Taiwanese translator and professor of English literature (1924–2024)

Chi Pang-yuan (齊邦媛 (Qí Bāngyuàn); 19 February 1924 – 28 March 2024) was a Manchurian-born Taiwanese writer, academic, and Chinese–English translator. She was instrumental in introducing Taiwanese literature to the Western World through translations. She is also known for her autobiography The Great Flowing River (2009).

==Education and career==
Chi's father, Chi Shi-ying, was a politician and intelligence officer affiliated with the Kuomintang's CC Clique, as well as a personal secretary to Chen Li-fu. Chi herself held the CC Clique in high regard, describing it as the liberal faction within the Kuomintang. She cited several examples to support this view, including her father's career, Chen Li-fu's late-life advocacy for depoliticizing textbooks, and Liang Su-yung's defense of Lei Chen.

Chi studied English literature at Wuhan University under the tutelage of Zhu Guangqian and Wu Mi. In 1947, she became a teacher of English at National Taiwan University. In 1956, she went to the United States on the Fulbright Exchange Teachers' Program and in 1967, she went to St. Mary-of-the-Woods College as a Fulbright scholar again. She enrolled at Indiana University Bloomington in 1968, but returned to Taiwan six credits away from completing a Master of Arts degree due to family matters.

In 1969, Chi founded and served as head of the Department of Foreign Languages and Literatures at National Chung Hsing University. In the 70s, while working at the National Institute for Compilation and Translation, she pushed for the de-politicization of the mandatory Chinese textbooks in Taiwan and started translating Taiwanese literature into English. From 1977 to 1988, she was professor of English literature at NTU and was granted emeritus status after retiring.
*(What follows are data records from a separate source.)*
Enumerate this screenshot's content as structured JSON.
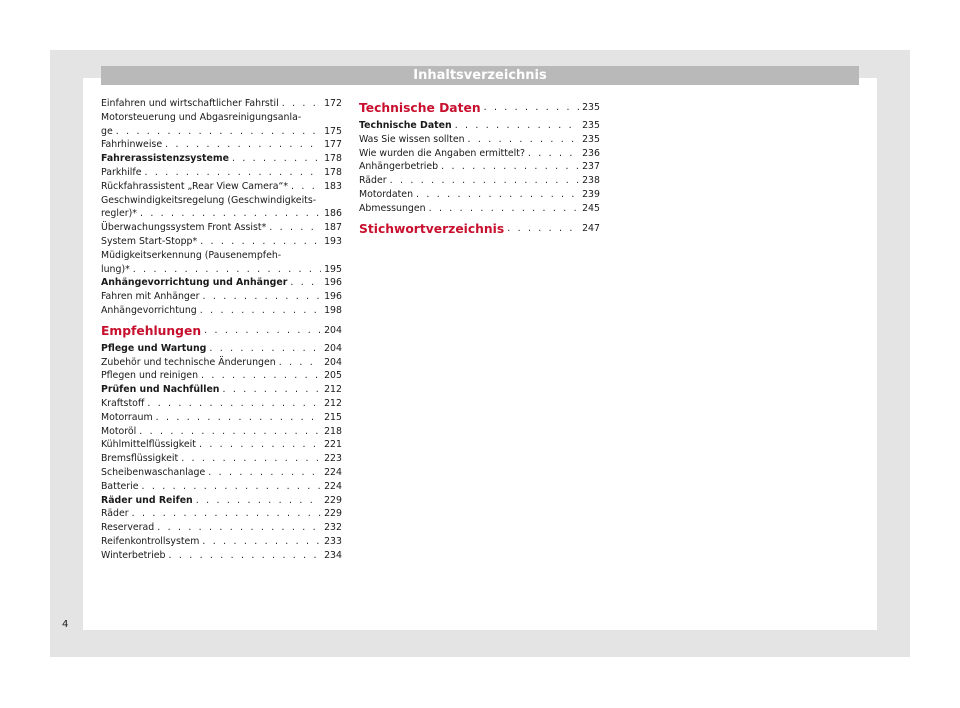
{
  "header": {
    "title": "Inhaltsverzeichnis"
  },
  "left_column": [
    {
      "kind": "plain",
      "title": "Einfahren und wirtschaftlicher Fahrstil",
      "page": "172"
    },
    {
      "kind": "multi",
      "line1": "Motorsteuerung und Abgasreinigungsanla-",
      "line2": "ge",
      "page": "175"
    },
    {
      "kind": "plain",
      "title": "Fahrhinweise",
      "page": "177"
    },
    {
      "kind": "bold",
      "title": "Fahrerassistenzsysteme",
      "page": "178"
    },
    {
      "kind": "plain",
      "title": "Parkhilfe",
      "page": "178"
    },
    {
      "kind": "plain",
      "title": "Rückfahrassistent „Rear View Camera“*",
      "page": "183"
    },
    {
      "kind": "multi",
      "line1": "Geschwindigkeitsregelung (Geschwindigkeits-",
      "line2": "regler)*",
      "page": "186"
    },
    {
      "kind": "plain",
      "title": "Überwachungssystem Front Assist*",
      "page": "187"
    },
    {
      "kind": "plain",
      "title": "System Start-Stopp*",
      "page": "193"
    },
    {
      "kind": "multi",
      "line1": "Müdigkeitserkennung (Pausenempfeh-",
      "line2": "lung)*",
      "page": "195"
    },
    {
      "kind": "bold",
      "title": "Anhängevorrichtung und Anhänger",
      "page": "196"
    },
    {
      "kind": "plain",
      "title": "Fahren mit Anhänger",
      "page": "196"
    },
    {
      "kind": "plain",
      "title": "Anhängevorrichtung",
      "page": "198"
    },
    {
      "kind": "section",
      "title": "Empfehlungen",
      "page": "204"
    },
    {
      "kind": "bold",
      "title": "Pflege und Wartung",
      "page": "204"
    },
    {
      "kind": "plain",
      "title": "Zubehör und technische Änderungen",
      "page": "204"
    },
    {
      "kind": "plain",
      "title": "Pflegen und reinigen",
      "page": "205"
    },
    {
      "kind": "bold",
      "title": "Prüfen und Nachfüllen",
      "page": "212"
    },
    {
      "kind": "plain",
      "title": "Kraftstoff",
      "page": "212"
    },
    {
      "kind": "plain",
      "title": "Motorraum",
      "page": "215"
    },
    {
      "kind": "plain",
      "title": "Motoröl",
      "page": "218"
    },
    {
      "kind": "plain",
      "title": "Kühlmittelflüssigkeit",
      "page": "221"
    },
    {
      "kind": "plain",
      "title": "Bremsflüssigkeit",
      "page": "223"
    },
    {
      "kind": "plain",
      "title": "Scheibenwaschanlage",
      "page": "224"
    },
    {
      "kind": "plain",
      "title": "Batterie",
      "page": "224"
    },
    {
      "kind": "bold",
      "title": "Räder und Reifen",
      "page": "229"
    },
    {
      "kind": "plain",
      "title": "Räder",
      "page": "229"
    },
    {
      "kind": "plain",
      "title": "Reserverad",
      "page": "232"
    },
    {
      "kind": "plain",
      "title": "Reifenkontrollsystem",
      "page": "233"
    },
    {
      "kind": "plain",
      "title": "Winterbetrieb",
      "page": "234"
    }
  ],
  "right_column": [
    {
      "kind": "section",
      "title": "Technische Daten",
      "page": "235"
    },
    {
      "kind": "bold",
      "title": "Technische Daten",
      "page": "235"
    },
    {
      "kind": "plain",
      "title": "Was Sie wissen sollten",
      "page": "235"
    },
    {
      "kind": "plain",
      "title": "Wie wurden die Angaben ermittelt?",
      "page": "236"
    },
    {
      "kind": "plain",
      "title": "Anhängerbetrieb",
      "page": "237"
    },
    {
      "kind": "plain",
      "title": "Räder",
      "page": "238"
    },
    {
      "kind": "plain",
      "title": "Motordaten",
      "page": "239"
    },
    {
      "kind": "plain",
      "title": "Abmessungen",
      "page": "245"
    },
    {
      "kind": "section",
      "title": "Stichwortverzeichnis",
      "page": "247"
    }
  ],
  "footer": {
    "page_number": "4"
  },
  "colors": {
    "section_red": "#c8102e",
    "header_gray": "#b9b9b9",
    "frame_gray": "#e4e4e4"
  }
}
Chi subsequently became editor-in-chief of The Taipei Chinese PEN.

Chi's autobiography, The Great Flowing River, is a bestseller in the Sinophone world.' It has been translated into English, German, and Japanese.

President Chen Shui-bian awarded Chi the Order of Propitious Clouds in 2004. In 2015, Chen's successor Ma Ying-jeou awarded Chi the Order of Brilliant Star.

Chi turned 100 in early 2024 and died on 28 March of the same year.